Marc frowns, his brain registering the words. “In case you haven’t noticed—“
“Bodies heal, that’s what they do. Unless you’re dead, there is no reason for you to think otherwise.”
Marc’s frown deepens. “But—“
Valentino presses his lips against the wrinkle on his forehead, down at the corner of his eye, on the edge of his jaw. Marc shudders in his arms.
“You once told me you can be faster than me.”
“I am,” Marc says, eyes closed, breathing hard against Valentino.
“Faster than you, I mean.”
Valentino smiles. “Not sure I believe you.”
For the first time in months, Marc’s eyes twinkle with hunger. “I am. I’ll prove it to you.”
“Good.” Valentino kisses him hard. “You can start doing that, but after you’re done with the laundry. I’m not your maid.”
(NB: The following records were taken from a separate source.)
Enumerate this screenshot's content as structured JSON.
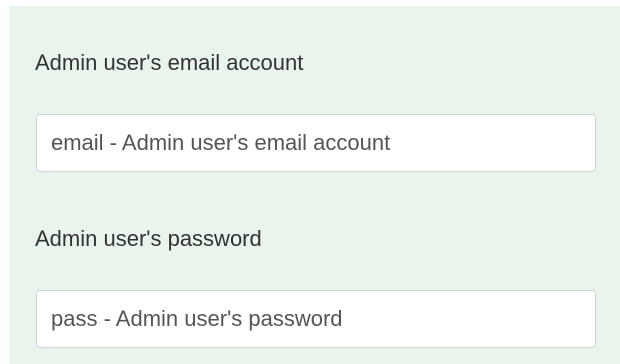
{
  "form": {
    "email_label": "Admin user's email account",
    "email_placeholder": "email - Admin user's email account",
    "email_value": "",
    "password_label": "Admin user's password",
    "password_placeholder": "pass - Admin user's password",
    "password_value": ""
  },
  "colors": {
    "panel_background": "#e8f4ec",
    "input_border": "#cfd6d2",
    "label_text": "#333333",
    "placeholder_text": "#555555"
  }
}
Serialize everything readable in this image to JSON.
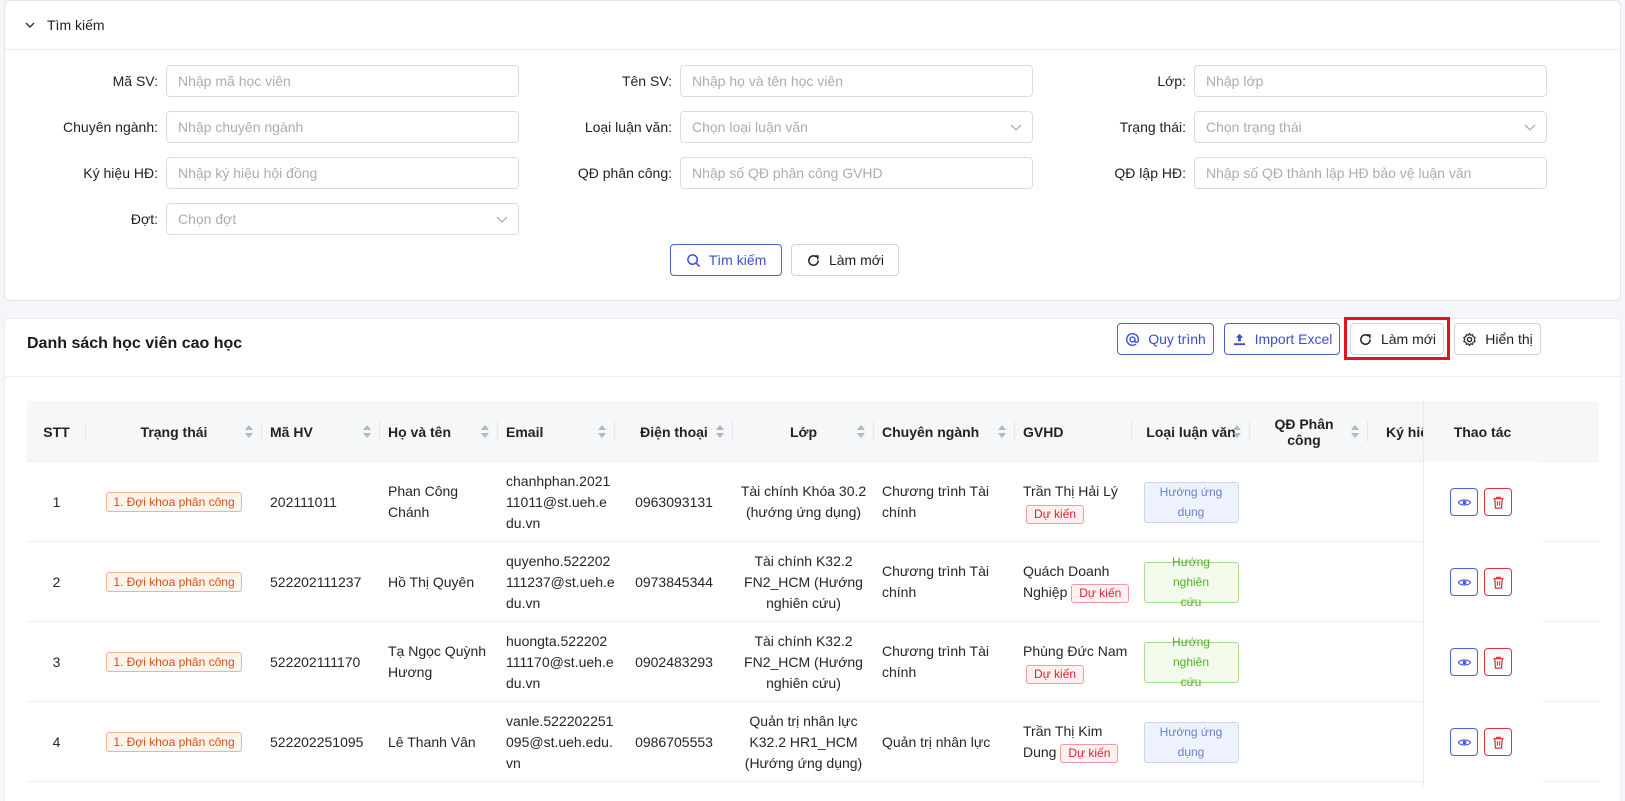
{
  "search": {
    "header": "Tìm kiếm",
    "fields": {
      "ma_sv": {
        "label": "Mã SV:",
        "placeholder": "Nhập mã học viên"
      },
      "ten_sv": {
        "label": "Tên SV:",
        "placeholder": "Nhập họ và tên học viên"
      },
      "lop": {
        "label": "Lớp:",
        "placeholder": "Nhập lớp"
      },
      "chuyen_nganh": {
        "label": "Chuyên ngành:",
        "placeholder": "Nhập chuyên ngành"
      },
      "loai_luan_van": {
        "label": "Loại luận văn:",
        "placeholder": "Chọn loại luận văn"
      },
      "trang_thai": {
        "label": "Trạng thái:",
        "placeholder": "Chọn trạng thái"
      },
      "ky_hieu_hd": {
        "label": "Ký hiệu HĐ:",
        "placeholder": "Nhập ký hiệu hội đồng"
      },
      "qd_phan_cong": {
        "label": "QĐ phân công:",
        "placeholder": "Nhập số QĐ phân công GVHD"
      },
      "qd_lap_hd": {
        "label": "QĐ lập HĐ:",
        "placeholder": "Nhập số QĐ thành lập HĐ bảo vệ luận văn"
      },
      "dot": {
        "label": "Đợt:",
        "placeholder": "Chọn đợt"
      }
    },
    "search_button": "Tìm kiếm",
    "reset_button": "Làm mới"
  },
  "list": {
    "title": "Danh sách học viên cao học",
    "toolbar": {
      "process": "Quy trình",
      "import": "Import Excel",
      "refresh": "Làm mới",
      "display": "Hiển thị"
    },
    "columns": [
      "STT",
      "Trạng thái",
      "Mã HV",
      "Họ và tên",
      "Email",
      "Điện thoại",
      "Lớp",
      "Chuyên ngành",
      "GVHD",
      "Loại luận văn",
      "QĐ Phân công",
      "Ký hiệ",
      "Thao tác"
    ],
    "rows": [
      {
        "stt": "1",
        "status": "1. Đợi khoa phân công",
        "ma_hv": "202111011",
        "name": [
          "Phan Công",
          "Chánh"
        ],
        "email": [
          "chanhphan.2021",
          "11011@st.ueh.e",
          "du.vn"
        ],
        "phone": "0963093131",
        "class": [
          "Tài chính Khóa 30.2",
          "(hướng ứng dụng)"
        ],
        "major": [
          "Chương trình Tài",
          "chính"
        ],
        "advisor": [
          "Trần Thị Hải Lý"
        ],
        "advisor_tag": "Dự kiến",
        "type": [
          "Hướng ứng",
          "dụng"
        ],
        "type_kind": "apply"
      },
      {
        "stt": "2",
        "status": "1. Đợi khoa phân công",
        "ma_hv": "522202111237",
        "name": [
          "Hồ Thị Quyên"
        ],
        "email": [
          "quyenho.522202",
          "111237@st.ueh.e",
          "du.vn"
        ],
        "phone": "0973845344",
        "class": [
          "Tài chính K32.2",
          "FN2_HCM (Hướng",
          "nghiên cứu)"
        ],
        "major": [
          "Chương trình Tài",
          "chính"
        ],
        "advisor": [
          "Quách Doanh",
          "Nghiệp"
        ],
        "advisor_tag": "Dự kiến",
        "type": [
          "Hướng nghiên",
          "cứu"
        ],
        "type_kind": "research"
      },
      {
        "stt": "3",
        "status": "1. Đợi khoa phân công",
        "ma_hv": "522202111170",
        "name": [
          "Tạ Ngọc Quỳnh",
          "Hương"
        ],
        "email": [
          "huongta.522202",
          "111170@st.ueh.e",
          "du.vn"
        ],
        "phone": "0902483293",
        "class": [
          "Tài chính K32.2",
          "FN2_HCM (Hướng",
          "nghiên cứu)"
        ],
        "major": [
          "Chương trình Tài",
          "chính"
        ],
        "advisor": [
          "Phùng Đức Nam"
        ],
        "advisor_tag": "Dự kiến",
        "type": [
          "Hướng nghiên",
          "cứu"
        ],
        "type_kind": "research"
      },
      {
        "stt": "4",
        "status": "1. Đợi khoa phân công",
        "ma_hv": "522202251095",
        "name": [
          "Lê Thanh Vân"
        ],
        "email": [
          "vanle.522202251",
          "095@st.ueh.edu.",
          "vn"
        ],
        "phone": "0986705553",
        "class": [
          "Quản trị nhân lực",
          "K32.2 HR1_HCM",
          "(Hướng ứng dụng)"
        ],
        "major": [
          "Quản trị nhân lực"
        ],
        "advisor": [
          "Trần Thị Kim",
          "Dung"
        ],
        "advisor_tag": "Dự kiến",
        "type": [
          "Hướng ứng",
          "dụng"
        ],
        "type_kind": "apply"
      }
    ]
  },
  "colors": {
    "primary": "#4a5fd9",
    "danger": "#e0343c",
    "highlight": "#e0141e",
    "status_orange": "#d4521a",
    "research_green": "#52b027"
  },
  "icons": [
    "chevron-down-icon",
    "search-icon",
    "refresh-icon",
    "at-icon",
    "upload-icon",
    "gear-icon",
    "eye-icon",
    "trash-icon",
    "sort-icon"
  ]
}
Marc does not finish the laundry. Neither does Valentino. The sunset catches them in bed, sheets draped all around them as Valentino presses his grievances into Marc’s golden skin until the room lights up with Marc’s giggles, with promises of being kinder to himself in the process of healing. Marc will probably forget come morning. He is infuriating. But Valentino knows where the spare key is and how to cook escudella and calçotada the way Marc likes them. If Marc forgets a thousand times, Valentino will remind him a thousand times.
After all, there is still a race to win.